Speaker 3:You know the stakes are too high, especially as we get into higher levels of data that need to be processed by machine learning and AI. We're gonna hear about trusted AI. We're gonna hear more and more about trust I know that Steve's been talking about this for years and all of these things come together with trust. That has to come back to hardware at somewhere and then from there everything else can be trusted on top, and without that it's a house of cards. So this is absolutely in people's futures and I think what it'll mean is that security resolves to being about denial of service and the human error. If we can close down a lockdown computation in this way, which is a very profound, forward-looking statement, but I think in five years we'll look back and think you know what that might've been the right thing to do.
Speaker 2:And then I think we'll take the confidential off the front of this and just make it all computing.
Speaker 3:I think that is 100% correct.
Speaker 2:It's understandable that we triage at this time because things are expensive for this, and we triage sensitive and regulated data to be the first use cases for confidential computing. But you know, as computing gets commoditized, I mean I'm sitting here in a room with a, for all I know, a software-controlled LED light bulb with a couple of thousand lines of code, and there's millions of these things around the world and they're all points of attack and that idea of attestation and hardware roots of trust, even in light bulbs and vacuum cleaners and automobiles. This stuff needs to be spread far and wide and it's great to see this, the practicality of the deployment that you talk about, that the existing compute and the existing work flows can be picked up and moved into a secure environment. It's gotta be the way to go, yeah absolutely.
Speaker 1:I agree, so I may just stop right there, but I'm gonna say here myself that, while tremendously powerful, I'm also struck by the need for existing approaches. With Mark, you were talking about how do you protect an SQL interface and the database that where that data that's normally stored in plain text and you still have the techniques of good security hygiene that have to apply to those. Similarly, you were talking about AI data so much the data that LLM has been trained on it's bullshit.
Speaker 3:You have to think about integrity.
Speaker 1:So integrity, the regulatory discussions around bias that's built into the data sets, confidential computing, can't do anything about that. There's still a tremendous amount of work that needs to be done around the data itself, oh sure.
Speaker 3:Yeah, yeah, absolutely. I mean, you can make sure that it's coming from somewhere you trust, but you have to make sure that the data is also reasonable as well.

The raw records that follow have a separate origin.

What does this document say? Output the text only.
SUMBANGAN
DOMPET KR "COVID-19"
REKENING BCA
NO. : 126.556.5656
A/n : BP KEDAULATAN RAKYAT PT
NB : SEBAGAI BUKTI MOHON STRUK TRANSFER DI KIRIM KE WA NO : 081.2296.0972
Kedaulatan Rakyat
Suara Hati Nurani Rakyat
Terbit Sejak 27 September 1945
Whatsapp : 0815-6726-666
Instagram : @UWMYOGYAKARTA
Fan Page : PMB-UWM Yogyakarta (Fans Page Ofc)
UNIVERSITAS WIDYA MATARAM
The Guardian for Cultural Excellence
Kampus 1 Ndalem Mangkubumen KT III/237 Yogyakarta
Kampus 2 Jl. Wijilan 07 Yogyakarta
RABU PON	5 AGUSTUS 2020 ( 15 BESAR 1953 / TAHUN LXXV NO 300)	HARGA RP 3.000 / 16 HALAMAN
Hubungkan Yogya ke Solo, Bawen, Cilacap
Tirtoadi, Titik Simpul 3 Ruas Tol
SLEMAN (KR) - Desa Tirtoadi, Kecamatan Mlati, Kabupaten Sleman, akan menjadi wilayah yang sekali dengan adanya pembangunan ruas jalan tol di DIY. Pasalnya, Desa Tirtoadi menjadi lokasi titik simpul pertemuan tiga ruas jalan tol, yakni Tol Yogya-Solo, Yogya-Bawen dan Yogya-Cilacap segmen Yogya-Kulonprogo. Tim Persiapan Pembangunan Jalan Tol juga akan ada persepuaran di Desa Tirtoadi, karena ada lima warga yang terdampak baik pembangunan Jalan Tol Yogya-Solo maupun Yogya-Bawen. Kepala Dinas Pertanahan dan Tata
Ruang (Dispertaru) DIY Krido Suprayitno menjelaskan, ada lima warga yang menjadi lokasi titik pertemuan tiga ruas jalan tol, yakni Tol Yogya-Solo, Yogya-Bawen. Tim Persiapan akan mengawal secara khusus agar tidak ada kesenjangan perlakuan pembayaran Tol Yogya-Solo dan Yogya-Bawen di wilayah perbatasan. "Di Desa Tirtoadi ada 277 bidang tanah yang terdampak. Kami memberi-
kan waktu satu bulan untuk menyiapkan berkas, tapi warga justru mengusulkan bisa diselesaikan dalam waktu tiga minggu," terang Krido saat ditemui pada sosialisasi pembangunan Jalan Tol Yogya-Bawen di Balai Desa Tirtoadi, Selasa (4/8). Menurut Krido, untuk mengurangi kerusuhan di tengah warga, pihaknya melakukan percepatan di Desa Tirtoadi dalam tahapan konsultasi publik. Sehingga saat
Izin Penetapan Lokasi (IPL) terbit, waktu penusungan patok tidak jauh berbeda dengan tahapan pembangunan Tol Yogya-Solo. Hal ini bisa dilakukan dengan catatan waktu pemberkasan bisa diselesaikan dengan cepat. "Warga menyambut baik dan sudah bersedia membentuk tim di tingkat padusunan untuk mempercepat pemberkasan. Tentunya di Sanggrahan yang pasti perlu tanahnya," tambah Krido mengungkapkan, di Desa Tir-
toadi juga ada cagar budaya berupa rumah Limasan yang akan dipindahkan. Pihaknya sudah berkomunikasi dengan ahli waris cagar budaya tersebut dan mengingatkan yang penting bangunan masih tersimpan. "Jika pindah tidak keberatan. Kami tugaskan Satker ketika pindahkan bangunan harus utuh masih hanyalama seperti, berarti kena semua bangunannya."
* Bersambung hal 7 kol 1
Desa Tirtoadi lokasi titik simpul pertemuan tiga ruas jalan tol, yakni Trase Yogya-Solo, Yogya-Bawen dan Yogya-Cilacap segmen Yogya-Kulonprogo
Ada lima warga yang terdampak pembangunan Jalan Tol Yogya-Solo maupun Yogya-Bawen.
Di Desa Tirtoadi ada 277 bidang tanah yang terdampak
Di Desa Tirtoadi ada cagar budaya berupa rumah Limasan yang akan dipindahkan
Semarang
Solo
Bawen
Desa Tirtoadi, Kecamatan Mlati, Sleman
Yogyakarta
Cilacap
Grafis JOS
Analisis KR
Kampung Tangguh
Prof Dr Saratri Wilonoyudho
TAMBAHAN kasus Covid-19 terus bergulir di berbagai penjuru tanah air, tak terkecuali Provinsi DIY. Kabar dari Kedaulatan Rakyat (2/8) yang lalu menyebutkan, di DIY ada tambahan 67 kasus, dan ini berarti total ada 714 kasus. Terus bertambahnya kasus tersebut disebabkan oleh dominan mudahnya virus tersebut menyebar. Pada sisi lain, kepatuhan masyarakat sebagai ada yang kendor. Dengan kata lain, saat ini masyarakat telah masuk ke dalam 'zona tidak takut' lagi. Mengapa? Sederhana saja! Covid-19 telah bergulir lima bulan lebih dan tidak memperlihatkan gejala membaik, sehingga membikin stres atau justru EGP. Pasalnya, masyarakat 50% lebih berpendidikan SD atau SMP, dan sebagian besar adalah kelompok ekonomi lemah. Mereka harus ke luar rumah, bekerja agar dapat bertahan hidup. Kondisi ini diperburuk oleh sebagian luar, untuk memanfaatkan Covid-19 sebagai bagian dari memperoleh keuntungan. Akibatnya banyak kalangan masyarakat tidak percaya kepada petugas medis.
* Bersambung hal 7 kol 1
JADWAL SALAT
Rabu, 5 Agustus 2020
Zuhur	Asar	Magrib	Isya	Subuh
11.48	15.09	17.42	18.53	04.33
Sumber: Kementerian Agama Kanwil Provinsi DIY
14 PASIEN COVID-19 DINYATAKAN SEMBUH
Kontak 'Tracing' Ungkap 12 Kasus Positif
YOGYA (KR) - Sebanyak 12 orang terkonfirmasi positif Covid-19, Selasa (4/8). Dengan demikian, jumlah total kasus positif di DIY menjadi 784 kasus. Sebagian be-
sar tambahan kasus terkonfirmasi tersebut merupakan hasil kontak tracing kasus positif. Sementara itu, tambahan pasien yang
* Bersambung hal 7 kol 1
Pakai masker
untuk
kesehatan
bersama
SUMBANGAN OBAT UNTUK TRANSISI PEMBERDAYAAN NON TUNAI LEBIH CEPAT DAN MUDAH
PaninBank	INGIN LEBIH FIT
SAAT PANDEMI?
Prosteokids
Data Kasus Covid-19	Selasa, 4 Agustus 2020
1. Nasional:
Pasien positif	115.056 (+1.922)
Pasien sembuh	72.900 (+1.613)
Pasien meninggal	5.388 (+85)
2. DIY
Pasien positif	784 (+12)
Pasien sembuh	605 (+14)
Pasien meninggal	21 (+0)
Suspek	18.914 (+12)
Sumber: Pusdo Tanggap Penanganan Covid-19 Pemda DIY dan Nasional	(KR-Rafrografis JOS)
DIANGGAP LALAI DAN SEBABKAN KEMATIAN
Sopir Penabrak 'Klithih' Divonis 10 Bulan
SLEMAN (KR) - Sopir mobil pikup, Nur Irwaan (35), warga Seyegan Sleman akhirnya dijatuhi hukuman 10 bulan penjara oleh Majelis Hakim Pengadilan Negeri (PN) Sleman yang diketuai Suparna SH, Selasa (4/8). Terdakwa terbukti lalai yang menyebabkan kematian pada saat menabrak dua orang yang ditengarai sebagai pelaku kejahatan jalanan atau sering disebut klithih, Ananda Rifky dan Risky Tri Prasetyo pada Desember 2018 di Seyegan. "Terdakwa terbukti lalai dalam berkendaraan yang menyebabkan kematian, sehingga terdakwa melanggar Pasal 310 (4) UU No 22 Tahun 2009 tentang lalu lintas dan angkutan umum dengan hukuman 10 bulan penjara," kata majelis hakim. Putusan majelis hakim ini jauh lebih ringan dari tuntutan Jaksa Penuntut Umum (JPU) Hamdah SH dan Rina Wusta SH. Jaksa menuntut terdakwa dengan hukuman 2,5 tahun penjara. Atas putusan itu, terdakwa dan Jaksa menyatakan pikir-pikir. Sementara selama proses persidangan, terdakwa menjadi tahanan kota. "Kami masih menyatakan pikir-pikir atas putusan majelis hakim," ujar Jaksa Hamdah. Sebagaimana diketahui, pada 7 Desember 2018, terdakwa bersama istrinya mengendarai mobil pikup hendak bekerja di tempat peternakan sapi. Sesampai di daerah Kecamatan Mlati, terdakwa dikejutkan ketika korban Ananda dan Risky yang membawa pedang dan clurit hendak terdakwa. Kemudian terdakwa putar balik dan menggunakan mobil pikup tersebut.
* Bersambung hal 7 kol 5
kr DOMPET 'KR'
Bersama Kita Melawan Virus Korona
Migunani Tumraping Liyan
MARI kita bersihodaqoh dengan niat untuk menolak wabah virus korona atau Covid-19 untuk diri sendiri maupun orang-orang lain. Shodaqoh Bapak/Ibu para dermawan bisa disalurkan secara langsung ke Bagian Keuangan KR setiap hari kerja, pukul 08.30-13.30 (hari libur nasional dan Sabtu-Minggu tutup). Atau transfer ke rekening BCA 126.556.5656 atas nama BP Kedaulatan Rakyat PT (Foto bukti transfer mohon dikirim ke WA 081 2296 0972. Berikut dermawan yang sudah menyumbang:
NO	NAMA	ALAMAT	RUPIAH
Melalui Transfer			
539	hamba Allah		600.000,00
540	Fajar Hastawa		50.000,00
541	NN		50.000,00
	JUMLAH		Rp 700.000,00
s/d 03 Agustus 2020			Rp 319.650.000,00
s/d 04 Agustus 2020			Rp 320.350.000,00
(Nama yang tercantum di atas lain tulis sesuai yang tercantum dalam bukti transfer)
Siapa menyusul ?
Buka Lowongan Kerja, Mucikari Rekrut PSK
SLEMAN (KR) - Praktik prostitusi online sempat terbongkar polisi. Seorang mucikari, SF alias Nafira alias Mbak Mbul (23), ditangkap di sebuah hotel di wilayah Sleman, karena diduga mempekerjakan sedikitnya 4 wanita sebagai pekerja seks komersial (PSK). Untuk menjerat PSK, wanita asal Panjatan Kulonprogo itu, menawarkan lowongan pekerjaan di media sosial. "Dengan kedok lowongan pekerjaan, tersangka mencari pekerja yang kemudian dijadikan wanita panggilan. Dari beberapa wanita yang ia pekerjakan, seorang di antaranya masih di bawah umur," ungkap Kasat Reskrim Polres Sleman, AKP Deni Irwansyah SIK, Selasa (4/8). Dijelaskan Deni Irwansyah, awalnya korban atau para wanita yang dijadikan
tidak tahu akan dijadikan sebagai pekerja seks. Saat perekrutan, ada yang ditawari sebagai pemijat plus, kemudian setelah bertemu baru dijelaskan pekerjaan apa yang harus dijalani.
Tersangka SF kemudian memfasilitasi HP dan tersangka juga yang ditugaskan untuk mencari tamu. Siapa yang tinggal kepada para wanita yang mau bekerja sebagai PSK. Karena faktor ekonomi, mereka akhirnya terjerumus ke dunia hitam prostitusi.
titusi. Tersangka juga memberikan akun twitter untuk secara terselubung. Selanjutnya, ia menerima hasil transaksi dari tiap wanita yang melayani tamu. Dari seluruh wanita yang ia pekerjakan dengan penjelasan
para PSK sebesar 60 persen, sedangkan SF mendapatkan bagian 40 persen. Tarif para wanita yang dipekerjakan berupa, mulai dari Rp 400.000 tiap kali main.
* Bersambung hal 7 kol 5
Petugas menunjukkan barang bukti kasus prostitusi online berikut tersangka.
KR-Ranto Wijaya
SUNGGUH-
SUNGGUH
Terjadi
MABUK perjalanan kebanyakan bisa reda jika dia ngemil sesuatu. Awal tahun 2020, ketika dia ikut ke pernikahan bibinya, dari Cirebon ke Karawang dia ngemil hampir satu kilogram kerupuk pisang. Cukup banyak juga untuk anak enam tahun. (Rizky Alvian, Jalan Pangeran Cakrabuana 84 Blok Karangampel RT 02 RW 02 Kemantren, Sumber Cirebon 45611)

Speaker 1:And that's what's so powerful about what you're talking about. Yeah, exactly, To be able to prove that you have a trusted device is manipulating your bits and bytes, Exactly. Oh, Mark, thank you very much. We'll look forward to getting you back sometime. Hear about your progress and reach out to us. Let us know when something hot happens. We'd love to have you back.
Speaker 3:Absolutely anytime. All right, good to see you again, guys.